First of all, we had some very special visitors from America. Michael’s parents came to spend a couple weeks with us and his dad would have the privilege of being able to preach while here. On Easter Sunday, we rode down the bumpiest road known to man to the IDP Camp. The IDP (Internally Displaced People) Camp was created after thousands of Kenyans fled their homes in the wake of political violence in 2007, and the United Nations provided temporary tents for the people. Our friend, John Karanja, a church-goer with no pastoral training, had a burden for these poverty-stricken people who were trying to rebuild their lives in a new place. What began as worship under a tree, is now a growing church with a building and a trained pastor.
A typical Kenyan service begins with about 45 minutes of singing (all in the local language at this church).

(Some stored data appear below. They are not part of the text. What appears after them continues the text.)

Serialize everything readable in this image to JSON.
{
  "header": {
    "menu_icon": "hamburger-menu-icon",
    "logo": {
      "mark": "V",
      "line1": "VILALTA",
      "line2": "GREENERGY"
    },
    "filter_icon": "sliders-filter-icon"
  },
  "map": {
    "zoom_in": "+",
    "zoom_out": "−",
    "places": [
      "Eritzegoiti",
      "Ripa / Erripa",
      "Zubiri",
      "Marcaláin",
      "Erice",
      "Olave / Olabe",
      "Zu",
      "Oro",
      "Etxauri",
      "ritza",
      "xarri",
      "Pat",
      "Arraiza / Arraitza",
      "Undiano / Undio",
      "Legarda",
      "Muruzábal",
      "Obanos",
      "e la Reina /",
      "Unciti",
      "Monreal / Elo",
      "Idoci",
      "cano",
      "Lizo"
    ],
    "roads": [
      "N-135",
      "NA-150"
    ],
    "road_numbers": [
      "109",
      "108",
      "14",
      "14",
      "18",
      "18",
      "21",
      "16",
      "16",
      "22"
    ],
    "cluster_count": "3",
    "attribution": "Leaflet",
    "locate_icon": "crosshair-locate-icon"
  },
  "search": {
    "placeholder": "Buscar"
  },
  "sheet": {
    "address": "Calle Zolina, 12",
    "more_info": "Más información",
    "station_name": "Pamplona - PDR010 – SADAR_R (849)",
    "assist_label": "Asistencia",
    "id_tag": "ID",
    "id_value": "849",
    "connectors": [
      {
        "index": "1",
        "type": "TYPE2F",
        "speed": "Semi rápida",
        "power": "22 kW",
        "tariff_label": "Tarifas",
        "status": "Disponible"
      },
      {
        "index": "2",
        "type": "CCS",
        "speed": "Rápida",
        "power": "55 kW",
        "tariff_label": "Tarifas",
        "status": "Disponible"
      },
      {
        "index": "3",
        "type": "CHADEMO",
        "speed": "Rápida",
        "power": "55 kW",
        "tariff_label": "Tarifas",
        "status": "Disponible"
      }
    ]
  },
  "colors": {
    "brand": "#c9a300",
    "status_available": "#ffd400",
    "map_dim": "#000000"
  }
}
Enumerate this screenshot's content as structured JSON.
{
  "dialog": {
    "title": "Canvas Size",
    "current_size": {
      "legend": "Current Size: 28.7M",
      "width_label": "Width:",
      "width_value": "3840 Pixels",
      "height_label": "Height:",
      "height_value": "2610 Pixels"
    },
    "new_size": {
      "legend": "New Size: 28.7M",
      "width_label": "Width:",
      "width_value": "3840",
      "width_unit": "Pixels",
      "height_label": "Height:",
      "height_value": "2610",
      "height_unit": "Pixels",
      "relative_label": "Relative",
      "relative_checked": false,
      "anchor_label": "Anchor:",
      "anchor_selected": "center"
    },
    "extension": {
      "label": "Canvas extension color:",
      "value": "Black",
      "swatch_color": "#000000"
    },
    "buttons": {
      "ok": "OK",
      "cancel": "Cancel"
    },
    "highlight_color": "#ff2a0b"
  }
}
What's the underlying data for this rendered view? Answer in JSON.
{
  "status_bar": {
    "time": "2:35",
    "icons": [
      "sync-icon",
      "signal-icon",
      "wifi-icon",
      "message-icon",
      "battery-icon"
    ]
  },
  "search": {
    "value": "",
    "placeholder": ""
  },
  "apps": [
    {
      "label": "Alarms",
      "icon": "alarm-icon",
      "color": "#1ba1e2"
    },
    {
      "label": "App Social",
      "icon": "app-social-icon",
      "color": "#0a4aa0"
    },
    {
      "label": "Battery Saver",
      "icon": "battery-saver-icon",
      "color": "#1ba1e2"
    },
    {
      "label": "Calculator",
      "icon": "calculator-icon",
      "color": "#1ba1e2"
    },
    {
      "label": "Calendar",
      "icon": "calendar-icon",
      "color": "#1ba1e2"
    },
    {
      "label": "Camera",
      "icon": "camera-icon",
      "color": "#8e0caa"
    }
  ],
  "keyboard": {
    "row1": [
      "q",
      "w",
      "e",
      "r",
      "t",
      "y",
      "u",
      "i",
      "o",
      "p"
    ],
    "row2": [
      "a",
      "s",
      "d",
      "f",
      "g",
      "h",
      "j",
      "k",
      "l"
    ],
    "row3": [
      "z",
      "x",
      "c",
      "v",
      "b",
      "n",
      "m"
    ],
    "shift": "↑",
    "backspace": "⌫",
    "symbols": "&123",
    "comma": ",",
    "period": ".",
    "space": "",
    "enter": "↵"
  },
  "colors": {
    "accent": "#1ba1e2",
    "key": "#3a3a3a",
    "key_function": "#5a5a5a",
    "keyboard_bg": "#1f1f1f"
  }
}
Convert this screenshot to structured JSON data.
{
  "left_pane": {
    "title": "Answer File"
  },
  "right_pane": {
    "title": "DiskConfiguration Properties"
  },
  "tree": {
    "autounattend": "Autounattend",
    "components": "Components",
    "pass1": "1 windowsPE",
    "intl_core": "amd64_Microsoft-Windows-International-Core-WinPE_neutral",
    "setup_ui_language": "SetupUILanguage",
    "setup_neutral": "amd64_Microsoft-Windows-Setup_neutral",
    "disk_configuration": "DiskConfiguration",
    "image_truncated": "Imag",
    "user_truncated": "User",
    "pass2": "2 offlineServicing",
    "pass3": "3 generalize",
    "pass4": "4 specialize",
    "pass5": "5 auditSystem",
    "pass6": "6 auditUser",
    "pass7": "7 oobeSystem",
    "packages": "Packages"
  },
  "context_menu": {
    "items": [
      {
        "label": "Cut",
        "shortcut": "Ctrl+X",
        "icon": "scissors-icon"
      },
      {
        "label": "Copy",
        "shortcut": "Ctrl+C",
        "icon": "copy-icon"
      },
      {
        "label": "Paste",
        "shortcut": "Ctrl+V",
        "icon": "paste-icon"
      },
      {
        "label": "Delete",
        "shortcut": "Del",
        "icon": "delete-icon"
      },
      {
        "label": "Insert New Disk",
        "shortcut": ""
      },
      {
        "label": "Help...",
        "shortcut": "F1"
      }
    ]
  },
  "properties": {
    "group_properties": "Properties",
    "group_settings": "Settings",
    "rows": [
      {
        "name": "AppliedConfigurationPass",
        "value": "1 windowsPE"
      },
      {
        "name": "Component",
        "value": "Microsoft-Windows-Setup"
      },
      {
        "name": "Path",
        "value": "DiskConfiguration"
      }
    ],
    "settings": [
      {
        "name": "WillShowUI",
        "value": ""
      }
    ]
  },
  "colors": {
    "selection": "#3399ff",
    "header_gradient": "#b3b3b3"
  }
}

We sang as a congregation some, and then every group in the church came forward to present. The worship team came, the children came, the men came (Michael and Mike were expected to join them), the women came (oh yes, Cheryl and I went up there. Our song had arm motions that we quickly caught on to!). John had Mr. Meshaw preach that Easter morning and it was a blessing to hear the message of hope in Christ’s crucifixion and resurrection.
Afterward, we went outside with the children to help pass out some things that were provided by generous donors. The children received Easter eggs filled with candy and then a meal was served to all. We had our first nyama choma (goat)! We ate what we could stomach, and then the Kenyans were happy to finish off our leftovers (some of them ate like they hadn’t had a meal in a day or so). After visiting with some of the adults and children, we said our goodbyes. It had been a full day and I think we could all say we had been filled to the top…filled with the blessings of worshiping our Savior on that special holiday, of seeing the joy on the children’s faces from receiving a couple of candy-filled eggs, and of sharing in a meal with these people who have so little and who, out of honor, were serving us first and giving us more than we needed.
Our kids were also able to have an egg hunt, thanks to a sweet RVA family who filled and hid eggs in their yard for us. The kids had a blast and Maverick ate most of his findings before the hunt was over!